So what you do, is then sample r uniformly, at random, between a and b.
So in this case, r would be between -4 and 0.
And you can set alpha,
on your randomly sampled hyperparameter value, as 10 to the r, okay?
So just to recap, to sample on the log scale, you take the low value,
take logs to figure out what is a.
Take the high value, take a log to figure out what is b.
So now you're trying to sample, from 10 to the a to the b, on a log scale.
So you set r uniformly, at random, between a and b.
And then you set the hyperparameter to be 10 to the r.
So that's how you implement sampling on this logarithmic scale.
Finally, one other tricky case is sampling the hyperparameter beta,
used for computing exponentially weighted averages.
So let's say you suspect that beta should be somewhere between 0.9 to 0.999.
Maybe this is the range of values you want to search over.
So remember, that when computing exponentially weighted averages,
using 0.9 is like averaging over the last 10 values.
kind of like taking the average of 10 days temperature,
whereas using 0.999 is like averaging over the last 1,000 values.
So similar to what we saw on the last slide, if you want to search between 0.9
and 0.999, it doesn't make sense to sample on the linear scale, right?
Uniformly, at random, between 0.9 and 0.999.
So the best way to think about this,
is that we want to explore the range of values for 1 minus beta,
which is going to now range from 0.1 to 0.001.
And so we'll sample the between beta,
taking values from 0.1, to maybe 0.1, to 0.001.
So using the method we have figured out on the previous slide,
this is 10 to the -1, this is 10 to the -3.
Notice on the previous slide, we had the small value on the left, and
the large value on the right, but here we have reversed.
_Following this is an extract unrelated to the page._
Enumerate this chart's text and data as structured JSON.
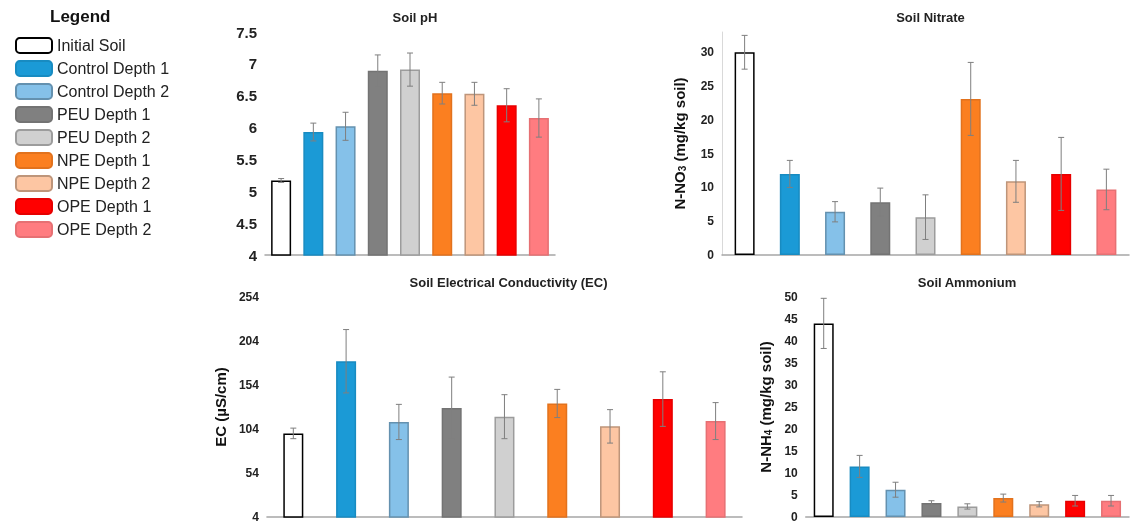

We have the large value on the left, and the small value on the right.
So what you do, is you sample r uniformly, at random, from -3 to -1.
And you set 1- beta = 10 to the r, and so beta = 1- 10 to the r.
And this becomes your randomly sampled value of your hyperparameter,
chosen on the appropriate scale.
And hopefully this makes sense, in that this way,
you spend as much resources exploring the range 0.9 to 0.99,
as you would exploring 0.99 to 0.999.
So if you want to study more formal mathematical justification for why we're
doing this, right, why is it such a bad idea to sample in a linear scale?
It is that, when beta is close to 1, the sensitivity
of the results you get changes, even with very small changes to beta.
So if beta goes from 0.9 to 0.9005,
it's no big deal, this is hardly any change in your results.
But if beta goes from 0.999 to 0.9995,
this will have a huge impact on exactly what your algorithm is doing, right?
In both of these cases, it's averaging over roughly 10 values.
But here it's gone from an exponentially weighted average over about
the last 1,000 examples, to now, the last 2,000 examples.
And it's because that formula we have, 1 / 1- beta,
this is very sensitive to small changes in beta, when beta is close to 1.
So what this whole sampling process does,
is it causes you to sample more densely in the region of when beta is close to 1.